細工は流々、仕上げは上々

あとは仕上げを御覧じろってんだ!

(先生2冊目の御著書)

 

ガッデムを慕う者たち1

 

僕の進路指導の1回目の後だったか3回目の前だったか、昼休みの後半、蒲池が前の出入り口から姿を現した。何やら紙を持っていて、教壇の上を開いたそれを見ながら歩いた。僕は前から2列目か3列目の席だったので、その様子を僕は見るとはなしに見ていた。蒲池は、黒板の前を通り過ぎるとき、ーーめいじののうがく部か、とつぶやきながら外側の窓際の一番後ろの席に戻っていった。

蒲池というのは駅の名前で彼の家の広大な田畑が広がっている地帯だ。その周辺一帯の地主だったから僕はそう称しているが、本名はアカサタナのナである彼は僕のすぐ後に進路指導を受けた模様で、昼休みの後半、戻ってきたというわけだ。本名は、仲井戸という。

何やらただならぬ雰囲気を醸し出しているので、なんとなく僕は席を立ち、彼の席の近くに歩み寄った。そのあたりには樋口や兵藤たちら、クラスメイトがなんにんかいた。

蒲池は、どっかりと椅子になだれかかりながら、

「メイジ、受けようかと思う」

と言った。僕らはなんにんか蒲池の近くで聞いていた。胸の詰まったような声で、つづけて彼は言う。

「メイジの農学部を受けろと言われた」

法外の評価を受けたと言わんばかりに紅潮した顔で、すっかり北原先生に心服した様子だった。

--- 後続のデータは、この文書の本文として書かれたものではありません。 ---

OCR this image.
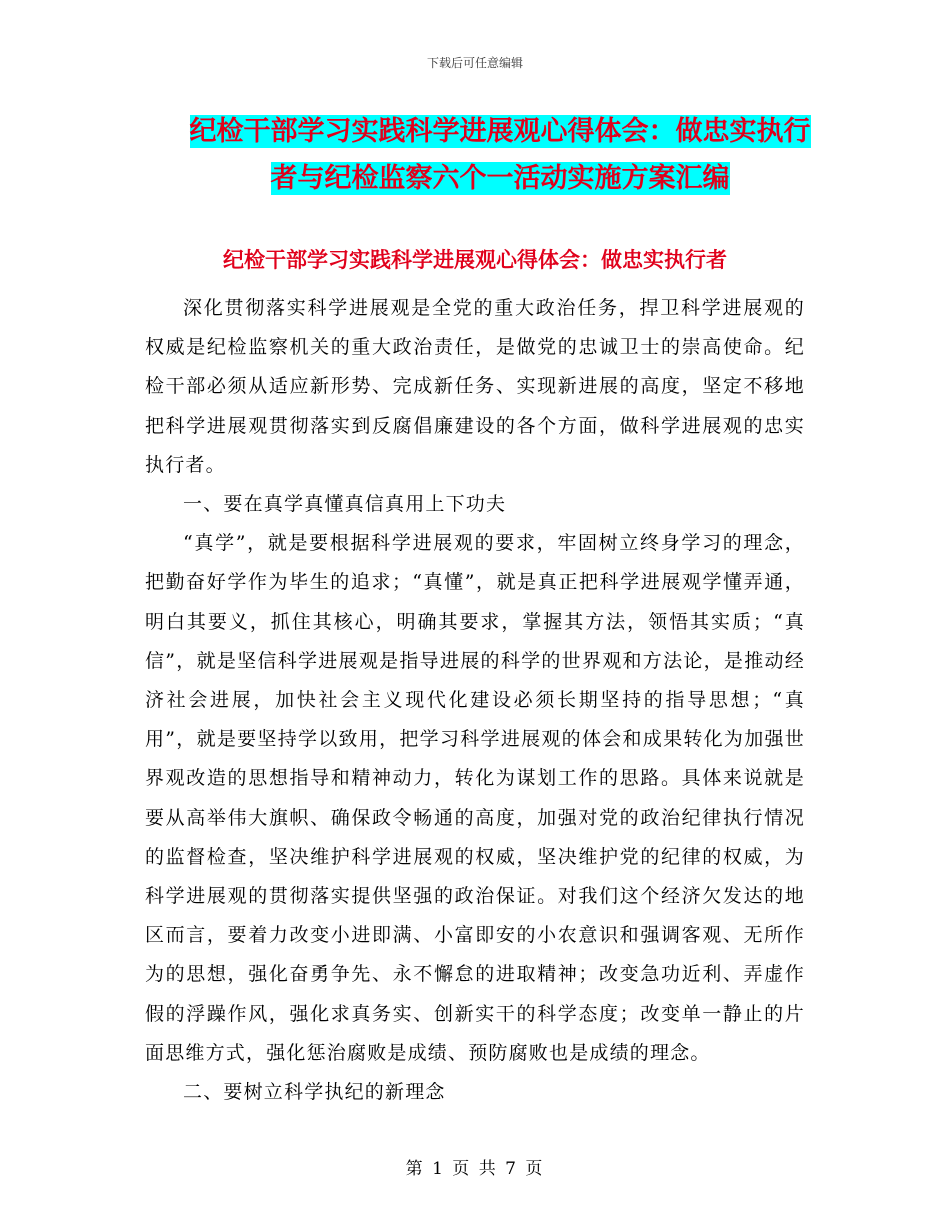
下载后可任意编辑
纪检干部学习实践科学进展观心得体会：做忠实执行
者与纪检监察六个一活动实施方案汇编
纪检干部学习实践科学进展观心得体会：做忠实执行者

深化贯彻落实科学进展观是全党的重大政治任务，捍卫科学进展观的权威是纪检监察机关的重大政治责任，是做党的忠诚卫士的崇高使命。纪检干部必须从适应新形势、完成新任务、实现新进展的高度，坚定不移地把科学进展观贯彻落实到反腐倡廉建设的各个方面，做科学进展观的忠实执行者。

一、要在真学真懂真信真用上下功夫

“真学”，就是要根据科学进展观的要求，牢固树立终身学习的理念，把勤奋好学作为毕生的追求；“真懂”，就是真正把科学进展观学懂弄通，明白其要义，抓住其核心，明确其要求，掌握其方法，领悟其实质；“真信”，就是坚信科学进展观是指导进展的科学的世界观和方法论，是推动经济社会进展，加快社会主义现代化建设必须长期坚持的指导思想；“真用”，就是要坚持学以致用，把学习科学进展观的体会和成果转化为加强世界观改造的思想指导和精神动力，转化为谋划工作的思路。具体来说就是要从高举伟大旗帜、确保政令畅通的高度，加强对党的政治纪律执行情况的监督检查，坚决维护科学进展观的权威，坚决维护党的纪律的权威，为科学进展观的贯彻落实提供坚强的政治保证。对我们这个经济欠发达的地区而言，要着力改变小进即满、小富即安的小农意识和强调客观、无所作为的思想，强化奋勇争先、永不懈怠的进取精神；改变急功近利、弄虚作假的浮躁作风，强化求真务实、创新实干的科学态度；改变单一静止的片面思维方式，强化惩治腐败是成绩、预防腐败也是成绩的理念。

二、要树立科学执纪的新理念

第 1 页 共 7 页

そんな大学があるんだ、と僕は思った。ラクビーで有名な明大は知っていたけれど、そこに農学部があることは知らなかった。

蒲池は進路指導の様子を重ねて語った。控えめな大学を言ったら、提案されたらしい。

望外の評価と受験校の指定に舞い上がった風で、酒に酔ったか喜びで胸いっぱいという感じだった。彼の思いに反してというか相応しくないように黙っている僕たちに、蒲池は今度は自分の意思のように言った。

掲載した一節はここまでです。